EU von Görlitz aus „schrumpfen“

Jörg Meuthen kommt zur bundesweiten AfD-Abschlusskundgebung am 23. Mai in die Landskronbrauerei. Foto: AfD

Wird Görlitz bei einer möglichen Wahl von Sebastian Wippel (AfD) zum Oberbürgermeister das neue Chemnitz sein, wenn es um das Stigma geht rechts abzudriften? Der Niederschlesische Kurier hat sich dazu bei den Mitbewerbern Wippels umgehört und den AfD-Spitzenkandidaten für das Europaparlament Jörg Meuthen interviewt – hat doch die AfD ihren bundesweiten Wahlkampfabschluss für Görlitz angekündigt!

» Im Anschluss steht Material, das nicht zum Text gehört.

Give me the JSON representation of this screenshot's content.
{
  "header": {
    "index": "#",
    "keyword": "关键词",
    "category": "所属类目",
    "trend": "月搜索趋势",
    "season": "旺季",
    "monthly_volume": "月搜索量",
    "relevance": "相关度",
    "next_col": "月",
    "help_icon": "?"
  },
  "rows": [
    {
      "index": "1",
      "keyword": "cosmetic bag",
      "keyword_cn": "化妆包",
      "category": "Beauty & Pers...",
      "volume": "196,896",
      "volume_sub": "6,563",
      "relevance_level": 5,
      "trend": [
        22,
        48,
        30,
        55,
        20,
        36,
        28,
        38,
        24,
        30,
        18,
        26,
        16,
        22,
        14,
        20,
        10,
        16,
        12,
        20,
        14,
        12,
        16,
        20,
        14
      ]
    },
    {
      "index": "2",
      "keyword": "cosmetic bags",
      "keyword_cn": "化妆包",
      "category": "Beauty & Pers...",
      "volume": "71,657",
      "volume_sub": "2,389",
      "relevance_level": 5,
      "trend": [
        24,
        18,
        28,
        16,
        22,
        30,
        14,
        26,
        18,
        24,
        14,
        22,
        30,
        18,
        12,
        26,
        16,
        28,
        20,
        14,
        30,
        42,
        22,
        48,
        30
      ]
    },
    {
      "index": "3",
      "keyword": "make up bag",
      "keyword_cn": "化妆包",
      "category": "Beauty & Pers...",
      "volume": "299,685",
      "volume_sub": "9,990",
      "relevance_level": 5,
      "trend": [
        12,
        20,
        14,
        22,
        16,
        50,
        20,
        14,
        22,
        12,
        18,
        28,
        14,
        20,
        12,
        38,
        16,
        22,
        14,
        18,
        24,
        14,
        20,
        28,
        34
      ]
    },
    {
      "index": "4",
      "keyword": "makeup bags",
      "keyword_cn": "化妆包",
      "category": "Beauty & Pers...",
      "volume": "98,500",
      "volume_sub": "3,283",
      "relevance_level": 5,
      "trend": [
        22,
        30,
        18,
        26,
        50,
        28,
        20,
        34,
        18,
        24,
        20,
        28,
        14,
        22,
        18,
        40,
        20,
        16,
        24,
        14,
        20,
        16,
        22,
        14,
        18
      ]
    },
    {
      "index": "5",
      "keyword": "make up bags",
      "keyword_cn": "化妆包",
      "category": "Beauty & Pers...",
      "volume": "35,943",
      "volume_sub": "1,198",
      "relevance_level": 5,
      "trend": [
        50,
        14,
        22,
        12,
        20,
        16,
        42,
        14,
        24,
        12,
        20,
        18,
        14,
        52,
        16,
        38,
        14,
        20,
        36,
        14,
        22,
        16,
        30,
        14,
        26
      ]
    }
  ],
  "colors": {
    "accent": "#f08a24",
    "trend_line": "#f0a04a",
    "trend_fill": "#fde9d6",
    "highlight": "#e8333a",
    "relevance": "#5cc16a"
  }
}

Görlitz. „Diese Wahl wird die Europa-Vereinheitlicher entweder bestätigen oder ihre Selbstsicherheit erschüttern“, betonte AfD-Parteichef Alexander Gauland beim Wahlkampfauftakt für die Wahl zum Europaparlament und kündigte einen Identitätswahlkampf an. Und diese Europawahl fällt ja bekanntlich auf den gleichen Tag wie die Görlitzer Oberbürgermeisterwahl, was das mediale Augenmerk doppelt auf die Neißestadt richten dürfte.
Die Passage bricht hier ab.